Monday, April 22, 2013

The International Bank of Bob (and Me)

So, on my way to my daughter's tennis match in a nearby city a few weeks ago, I got sideswiped by a bookstore.  This is not a surprise to anyone who knows me.

One of the books I picked up was a surprise, a good one:  The International Bank of Bob: Changing the World one $25 loan at a time.

Now, I'd heard of Kiva before.  It's an online site that makes it startlingly easy to participate in microfinance.  Microfinance, for anyone who's not been paying attention, is a way to make little-bitty loans to people, primarily in developing countries, who do not have access to traditional banking, usually because their incomes and assets are too low. 

When I was in South Africa, I quite often saw people selling things on the streets.  ("Chickens: alive or dead" was one of my favorite signs.)  Sometimes the level of commerce was incredibly small:  a woman would go into a grocery, say, and buy a five-pound bag of apples.  Then she'd sit outside the store and sell individual apples at a slight markup.  You can imagine the amount of cash transacted would be pretty small.  You can't possibly make much selling a dozen apples a day. 

So a microfinance loan might, say, help the woman buy enough fruit to stock a small roadside stand.  It would be a boost of capital that while small in the context of the developed world could be life-changing in the developing world.

All Kiva does is vet microfinance operations around the globe, offer to help fund up to 30% of their loans, and then post photos and descriptions of the people needing loans online.  Ordinary people go onto the Kiva site and loan their own money, $25 at at time.  You get a small amount of interest, but nobody's doing this to make money.  They're doing it to help a Zulu woman with her fruit stand. 
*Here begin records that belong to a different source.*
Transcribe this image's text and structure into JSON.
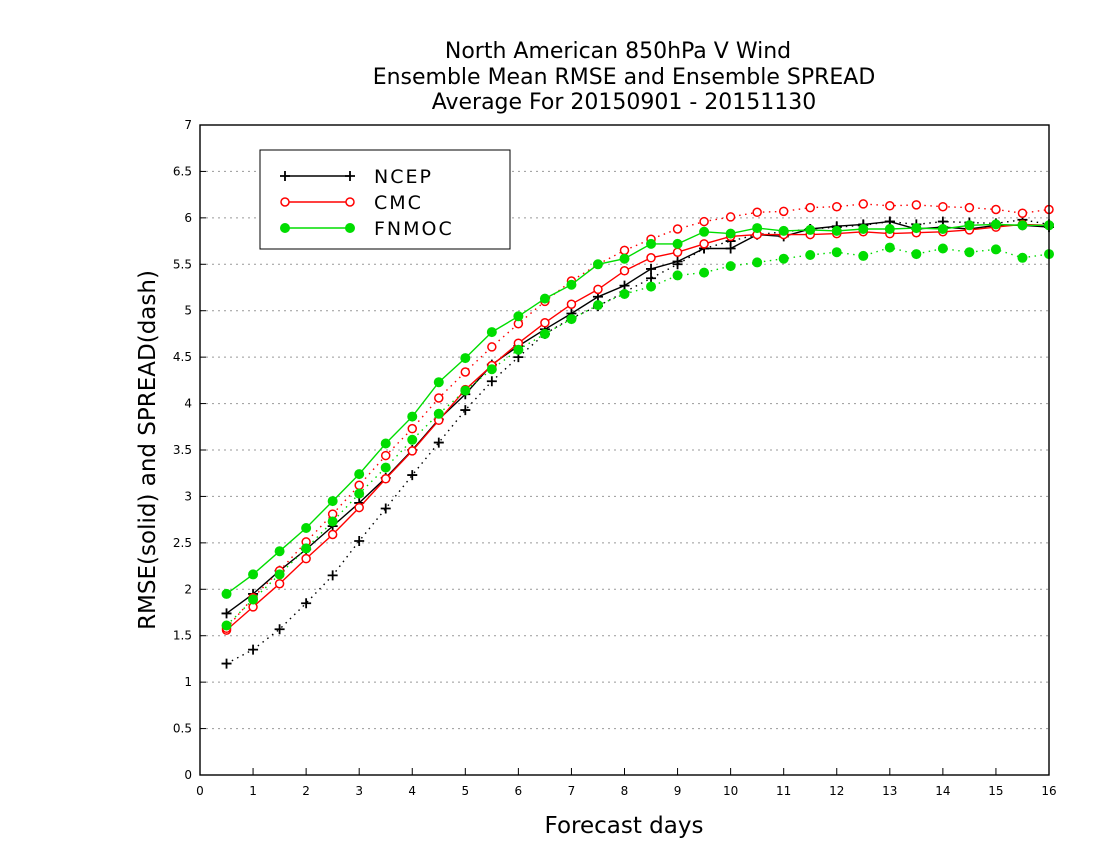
{
  "chart_data": {
    "type": "line",
    "title": [
      "North American 850hPa V Wind",
      "Ensemble Mean RMSE and Ensemble SPREAD",
      "Average For 20150901 - 20151130"
    ],
    "xlabel": "Forecast days",
    "ylabel": "RMSE(solid) and SPREAD(dash)",
    "xlim": [
      0,
      16
    ],
    "ylim": [
      0,
      7
    ],
    "xticks": [
      0,
      1,
      2,
      3,
      4,
      5,
      6,
      7,
      8,
      9,
      10,
      11,
      12,
      13,
      14,
      15,
      16
    ],
    "yticks": [
      0,
      0.5,
      1,
      1.5,
      2,
      2.5,
      3,
      3.5,
      4,
      4.5,
      5,
      5.5,
      6,
      6.5,
      7
    ],
    "ytick_labels": [
      "0",
      "0.5",
      "1",
      "1.5",
      "2",
      "2.5",
      "3",
      "3.5",
      "4",
      "4.5",
      "5",
      "5.5",
      "6",
      "6.5",
      "7"
    ],
    "grid": "horizontal dotted",
    "legend_position": "top-left",
    "x": [
      0.5,
      1,
      1.5,
      2,
      2.5,
      3,
      3.5,
      4,
      4.5,
      5,
      5.5,
      6,
      6.5,
      7,
      7.5,
      8,
      8.5,
      9,
      9.5,
      10,
      10.5,
      11,
      11.5,
      12,
      12.5,
      13,
      13.5,
      14,
      14.5,
      15,
      15.5,
      16
    ],
    "series": [
      {
        "name": "NCEP",
        "metric": "RMSE",
        "color": "#000000",
        "marker": "plus",
        "values": [
          1.74,
          1.95,
          2.2,
          2.43,
          2.68,
          2.93,
          3.2,
          3.5,
          3.83,
          4.1,
          4.42,
          4.62,
          4.8,
          4.97,
          5.15,
          5.27,
          5.45,
          5.53,
          5.67,
          5.67,
          5.82,
          5.8,
          5.88,
          5.91,
          5.93,
          5.96,
          5.88,
          5.9,
          5.88,
          5.92,
          5.92,
          5.9
        ]
      },
      {
        "name": "NCEP",
        "metric": "SPREAD",
        "color": "#000000",
        "marker": "plus",
        "values": [
          1.2,
          1.35,
          1.57,
          1.85,
          2.15,
          2.52,
          2.87,
          3.23,
          3.58,
          3.93,
          4.24,
          4.5,
          4.75,
          4.92,
          5.05,
          5.2,
          5.35,
          5.5,
          5.67,
          5.75,
          5.82,
          5.85,
          5.88,
          5.9,
          5.92,
          5.96,
          5.93,
          5.96,
          5.95,
          5.94,
          5.98,
          5.93
        ]
      },
      {
        "name": "CMC",
        "metric": "RMSE",
        "color": "#ff0000",
        "marker": "open-circle",
        "values": [
          1.56,
          1.81,
          2.06,
          2.33,
          2.59,
          2.88,
          3.19,
          3.49,
          3.82,
          4.15,
          4.41,
          4.65,
          4.87,
          5.07,
          5.23,
          5.43,
          5.57,
          5.63,
          5.72,
          5.8,
          5.82,
          5.82,
          5.82,
          5.83,
          5.85,
          5.83,
          5.84,
          5.85,
          5.87,
          5.9,
          5.93,
          5.92
        ]
      },
      {
        "name": "CMC",
        "metric": "SPREAD",
        "color": "#ff0000",
        "marker": "open-circle",
        "values": [
          1.58,
          1.91,
          2.2,
          2.51,
          2.81,
          3.12,
          3.44,
          3.73,
          4.06,
          4.34,
          4.61,
          4.86,
          5.1,
          5.32,
          5.5,
          5.65,
          5.77,
          5.88,
          5.96,
          6.01,
          6.06,
          6.07,
          6.11,
          6.12,
          6.15,
          6.13,
          6.14,
          6.12,
          6.11,
          6.09,
          6.05,
          6.09
        ]
      },
      {
        "name": "FNMOC",
        "metric": "RMSE",
        "color": "#00dd00",
        "marker": "filled-circle",
        "values": [
          1.95,
          2.16,
          2.41,
          2.66,
          2.95,
          3.24,
          3.57,
          3.86,
          4.23,
          4.49,
          4.77,
          4.94,
          5.13,
          5.28,
          5.5,
          5.56,
          5.72,
          5.72,
          5.85,
          5.83,
          5.89,
          5.86,
          5.87,
          5.86,
          5.88,
          5.88,
          5.89,
          5.88,
          5.92,
          5.93,
          5.92,
          5.92
        ]
      },
      {
        "name": "FNMOC",
        "metric": "SPREAD",
        "color": "#00dd00",
        "marker": "filled-circle",
        "values": [
          1.61,
          1.89,
          2.16,
          2.44,
          2.73,
          3.03,
          3.31,
          3.61,
          3.89,
          4.14,
          4.37,
          4.58,
          4.75,
          4.91,
          5.06,
          5.18,
          5.26,
          5.38,
          5.41,
          5.48,
          5.52,
          5.56,
          5.6,
          5.63,
          5.59,
          5.68,
          5.61,
          5.67,
          5.63,
          5.66,
          5.57,
          5.61
        ]
      }
    ]
  }
}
Anyway, along about a year ago, I made 3 Kiva loans.  They were repaid, and I reloaned the money, so that in a year's time I'd actually funded 13 people, which was pretty cool.  But of course, one wonders: does this actually do any good?

Enter Bob Harris.  Bob is a writer, comedian, and Jeopardy! champion, among other things.  Not long ago he was hired by a travel magazine to help update their ratings of the most luxurious resorts in the world.  A pretty good gig--but he became bothered by the disconnect between the places in which he was staying, which featured, among other things, $75 coffee made from beans extracted from civet poop, and the ordinary laborers he saw on the streets.  Working men who reminded him of his father.  When he finished traveling for the magazine, he put the $20,000 he earned into Kiva loans.  Then he took off on another trip--to visit the places and people where his money was invested.  Thus the book.

1) it's an easy read, funny and interesting; 2) Bob will go anywhere and do nearly anything, but always with the sort of humility that leads people around the world to trust him with their stories; 3) it turns out you really can change lives with a $25 loan.

When I finished the book and started to tell my husband about it, he said heck, our savings account wasn't making any interest anyhow.  Make some more Kiva loans instead.  Make a difference, he said.  So I loaned to a farmer growing maize in Rwanda.  A man in Peru wanting to buy a dairy cow.  A woman in Sierra Leone selling shoes.  You get the picture.